No. 24 Map Review was distributed to the Fleet in accordance with normal practice. I can see no objection to the contents as such, and I am unable to give any assurance that similar Reviews will not be issued in the future.

Is not the Parliamentary Secretary aware that this map, of which I sent him a copy and which I see in his hand, contains party political propaganda and that the principle of putting party political propaganda on the notice boards of sea and shore establishments is entirely wrong and should not be allowed to take place?

I emphatically deny that. The only thing that could be called political propaganda in this pamphlet is a reference to what is called the Butler Education Act.

In view of the unsatisfactory nature of the answer I beg to give notice that I will raise the matter at the earliest opportunity on the Adjournment.

Warrant Officers (Status)


asked the Parliamentary Secretary to the Admiralty whether he will make a statement after consideration of the report of the recent committee on the status, etc. of warrant officers.

Yes, Sir. I will communicate with the hon. and gallant Member when I am in a position to make a statement.

Can the Parliamentary Secretary say when the statement can be expected, and also will he give an assurance that all reasonable demands put forward by the warrant officers themselves will be given every consideration?

All reasonable demands will be given every consideration, but I naturally cannot make any promise as vet.

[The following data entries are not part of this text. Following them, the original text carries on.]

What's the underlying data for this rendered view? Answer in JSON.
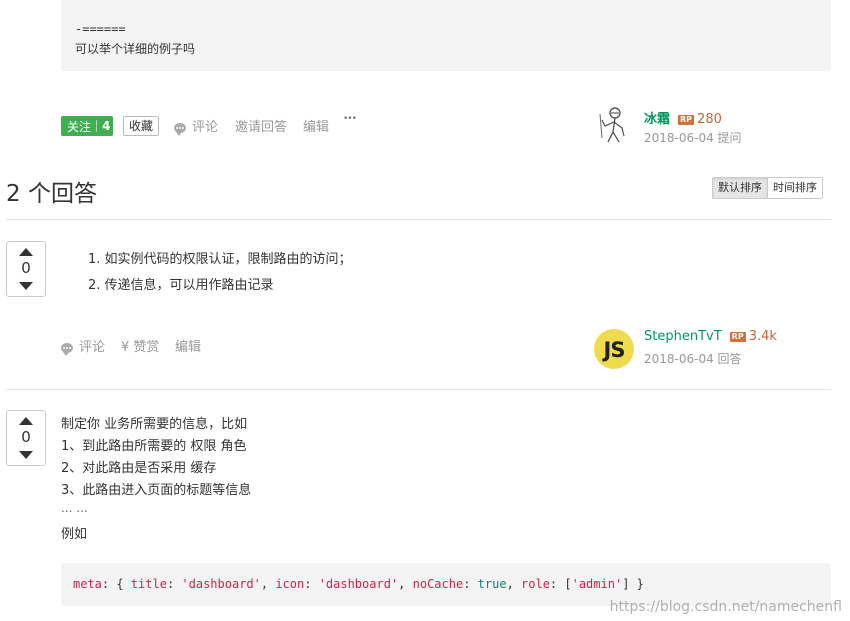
{
  "question": {
    "code_block": {
      "line1": "-======",
      "line2": "可以举个详细的例子吗"
    },
    "actions": {
      "follow_label": "关注",
      "follow_count": "4",
      "collect_label": "收藏",
      "comment_label": "评论",
      "invite_label": "邀请回答",
      "edit_label": "编辑",
      "more_label": "•••"
    },
    "author": {
      "name": "冰霜",
      "rp_badge": "RP",
      "rp": "280",
      "meta": "2018-06-04 提问"
    }
  },
  "answers_header": {
    "title": "2 个回答",
    "sort_default": "默认排序",
    "sort_time": "时间排序"
  },
  "answers": [
    {
      "votes": "0",
      "items": [
        "如实例代码的权限认证，限制路由的访问；",
        "传递信息，可以用作路由记录"
      ],
      "item_numbers": [
        "1.",
        "2."
      ],
      "actions": {
        "comment_label": "评论",
        "reward_label": "¥ 赞赏",
        "edit_label": "编辑"
      },
      "author": {
        "name": "StephenTvT",
        "avatar_text": "JS",
        "rp_badge": "RP",
        "rp": "3.4k",
        "meta": "2018-06-04 回答"
      }
    },
    {
      "votes": "0",
      "lines": [
        "制定你 业务所需要的信息，比如",
        "1、到此路由所需要的 权限 角色",
        "2、对此路由是否采用 缓存",
        "3、此路由进入页面的标题等信息",
        "... ...",
        "例如"
      ],
      "code": {
        "meta": "meta",
        "open": ": { ",
        "title_key": "title",
        "title_val": "'dashboard'",
        "icon_key": "icon",
        "icon_val": "'dashboard'",
        "nocache_key": "noCache",
        "nocache_val": "true",
        "role_key": "role",
        "role_val": "'admin'",
        "close": "] }"
      }
    }
  ],
  "watermark": "https://blog.csdn.net/namechenfl",
  "colors": {
    "accent_green": "#009a61",
    "follow_green": "#3faf50",
    "rp_orange": "#d0703a",
    "code_red": "#c7254e",
    "code_teal": "#0e7f7a"
  }
}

I hope we shall be in a position to make a statement shortly after the Recess.

Compassionate Leave


asked the Parliamentary Secretary to the Admiralty what are the regulations which debar a man from getting compassionate leave to see a dying father when other relations are near home to give the parent attention; in particular, whether such regulations absolutely debar a son from getting the opportunity of compassionate leave merely because of the number of other members of the family who reside in the district; and if he will consider granting immediate compassionate leave to P/KX 797029 Stoker T. Brennan, Mess 23, H.M.S. "Theseus," to enable him to see his father who has had several strokes and is in a serious condition.

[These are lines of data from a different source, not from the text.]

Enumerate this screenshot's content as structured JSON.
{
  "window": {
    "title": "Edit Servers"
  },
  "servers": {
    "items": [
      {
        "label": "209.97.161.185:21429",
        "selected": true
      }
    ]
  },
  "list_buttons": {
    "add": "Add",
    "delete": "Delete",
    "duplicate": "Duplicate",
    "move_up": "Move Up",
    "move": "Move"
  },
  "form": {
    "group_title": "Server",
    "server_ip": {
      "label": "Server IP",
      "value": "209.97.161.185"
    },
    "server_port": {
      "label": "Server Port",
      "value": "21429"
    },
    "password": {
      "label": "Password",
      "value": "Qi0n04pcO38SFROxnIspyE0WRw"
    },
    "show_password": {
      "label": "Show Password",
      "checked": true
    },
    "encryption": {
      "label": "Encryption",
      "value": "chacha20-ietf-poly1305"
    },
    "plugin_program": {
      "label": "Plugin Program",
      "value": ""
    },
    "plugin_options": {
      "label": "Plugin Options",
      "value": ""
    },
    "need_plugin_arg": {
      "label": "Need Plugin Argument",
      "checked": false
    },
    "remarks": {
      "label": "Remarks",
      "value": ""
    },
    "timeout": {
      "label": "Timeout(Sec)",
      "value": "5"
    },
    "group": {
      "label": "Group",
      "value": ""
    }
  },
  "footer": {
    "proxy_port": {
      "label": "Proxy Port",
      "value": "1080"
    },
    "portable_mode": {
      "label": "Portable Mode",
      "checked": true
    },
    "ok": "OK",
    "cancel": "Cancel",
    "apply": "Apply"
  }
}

I would refer my hon. Friend to the reply I gave on 22nd May last to the hon. Member for Orpington (Sir W. Smithers). I understand that. Stoker Brennan is the youngest of 12 children and that the rest of the family are available to help and are, in fact, doing so. In the circumstances, I regret that he cannot be given compassionate leave.

Is the Parliamentary Secretary aware that there are more things in life than mere attention when a father is dying, and that there are special reasons why a son in the Services should be allowed to go home on such occasions?

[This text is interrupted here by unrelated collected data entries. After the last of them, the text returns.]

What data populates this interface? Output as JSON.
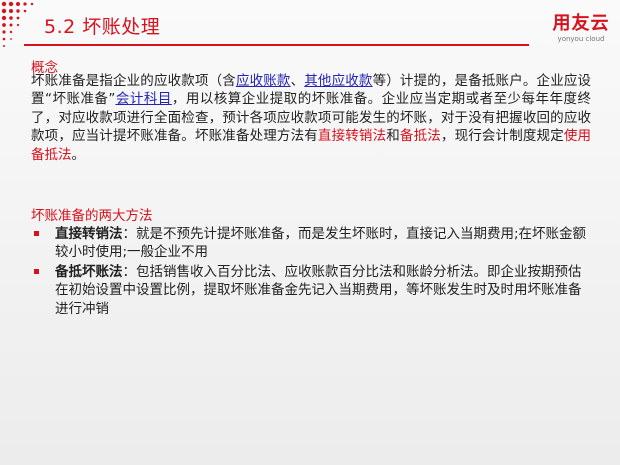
{
  "header": {
    "title": "5.2  坏账处理",
    "logo_cn": "用友云",
    "logo_en": "yonyou cloud"
  },
  "section1": {
    "heading": "概念",
    "paragraph": [
      {
        "text": "坏账准备是指企业的应收款项（含",
        "style": "plain"
      },
      {
        "text": "应收账款",
        "style": "link"
      },
      {
        "text": "、",
        "style": "plain"
      },
      {
        "text": "其他应收款",
        "style": "link"
      },
      {
        "text": "等）计提的，是备抵账户。企业应设置“坏账准备”",
        "style": "plain"
      },
      {
        "text": "会计科目",
        "style": "link"
      },
      {
        "text": "，用以核算企业提取的坏账准备。企业应当定期或者至少每年年度终了，对应收款项进行全面检查，预计各项应收款项可能发生的坏账，对于没有把握收回的应收款项，应当计提坏账准备。坏账准备处理方法有",
        "style": "plain"
      },
      {
        "text": "直接转销法",
        "style": "red"
      },
      {
        "text": "和",
        "style": "plain"
      },
      {
        "text": "备抵法",
        "style": "red"
      },
      {
        "text": "，现行会计制度规定",
        "style": "plain"
      },
      {
        "text": "使用备抵法",
        "style": "red"
      },
      {
        "text": "。",
        "style": "plain"
      }
    ]
  },
  "section2": {
    "heading": "坏账准备的两大方法",
    "bullets": [
      {
        "term": "直接转销法",
        "desc": "：就是不预先计提坏账准备，而是发生坏账时，直接记入当期费用;在坏账金额较小时使用;一般企业不用"
      },
      {
        "term": "备抵坏账法",
        "desc": "：包括销售收入百分比法、应收账款百分比法和账龄分析法。即企业按期预估在初始设置中设置比例，提取坏账准备金先记入当期费用，等坏账发生时及时用坏账准备进行冲销"
      }
    ]
  },
  "colors": {
    "accent": "#d8121d",
    "link": "#2323b8",
    "text": "#222222"
  }
}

I do realise it, and I can assure my hon. Friend that I get no pleasure at all from making such a decision as this nor does my noble Friend, but we have to consider the fact that we are short of men and that we must strictly keep to our commitments.

Can my hon. Friend say when the Royal Navy will show the same compassion in these matters as is shown by other Services?

Surely, if the state of affairs is as stated in the Question and that this man is dying, it is possible for the Navy to arrange for a short period of compassionate leave for this rating.

There are a great many men in the Service who from time to time have relatives who are dying, but we have got to keep the same rules operating for one as for another, and we cannot send some men home and not do the same for others in similar circumstances.

Is not the Minister aware that the regulations now existing have been commented on by hon. Members in this House who have asked that those regulations should be made more elastic?

Will not the Minister allow humanity to cut red tape and in all such cases give leave when someone in the family is dying?

It has nothing to do with red tape, but rather with the fact that the Navy has got to continue. I will convey the views of the House to my noble Friend but I cannot hold out any assurance of any change.